Hyperinsulinemia: does it tip the balance toward intrahepatic fat accumulation?
Hodson L., Karpe F.
In health, the liver is metabolically flexible over the course of the day, as it undertakes a multitude of physiological processes including the regulation of intrahepatic and systemic glucose and lipid levels. The liver is the first organ to receive insulin and through a cascade of complex series of steps, insulin not only plays a key role in the intrahepatic regulation of glucose and lipid metabolism but also in the regulation of systemic glucose and lipid concentrations.
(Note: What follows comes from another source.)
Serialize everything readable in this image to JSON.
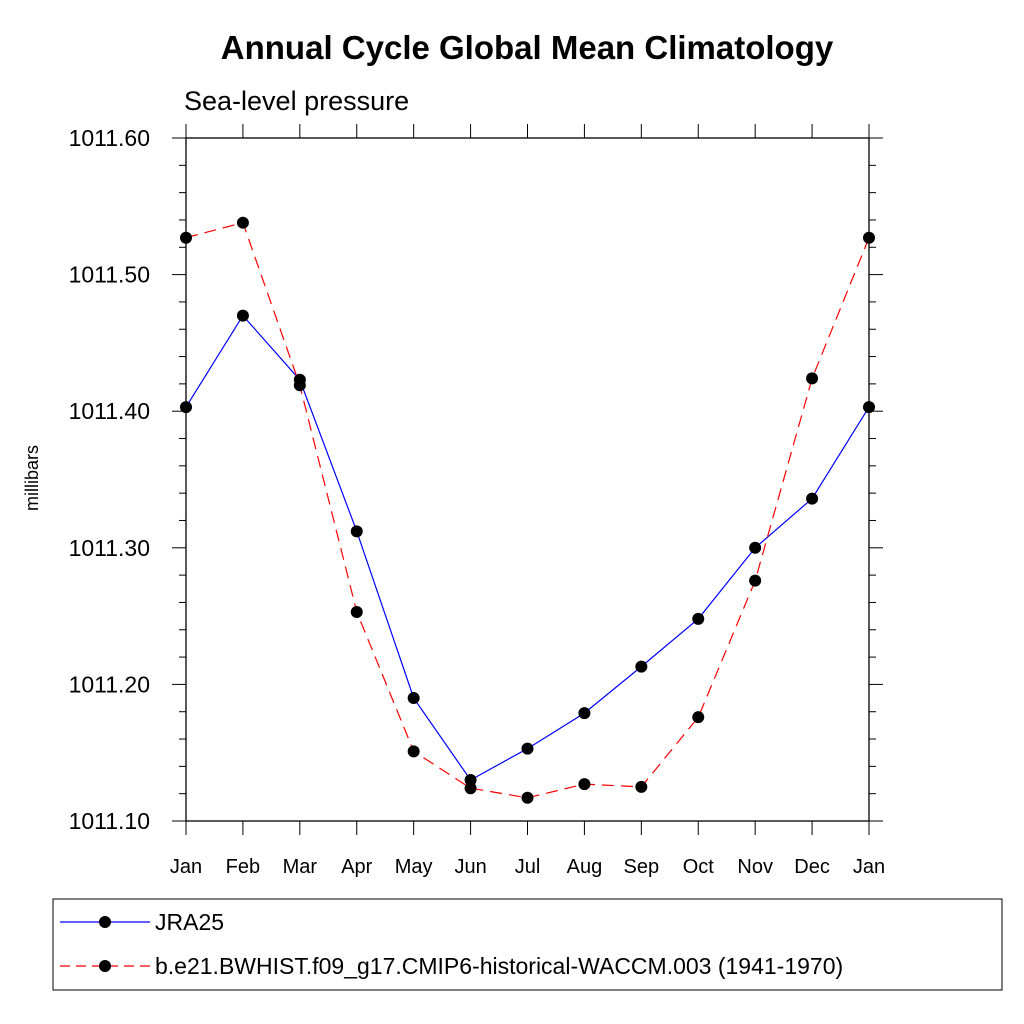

Thus, when intra-hepatic insulin signalling becomes aberrant then this may lead to perturbations in intra-hepatic metabolic processes that have the potential to impact on metabolic health. For example, obesity is associated with intra-hepatic fat accumulation (known as non-alcoholic liver disease (NAFLD)) and hyperinsulinaemia, the latter as a result of insulin hypersecretion or impaired hepatic insulin extraction. Although insulin signalling directly alters intra- and extra-hepatic metabolism, the regulation of hepatic glucose and fatty acid metabolism is also indirectly driven by substrate availability. Here we discuss the direct and indirect effects of insulin on intrahepatic processes such as the synthesis of fatty acids and peripherally regulating the flux of fatty acids to the liver; processes that may play a role in the development of insulin resistance and/or IHTAG accumulation in humans.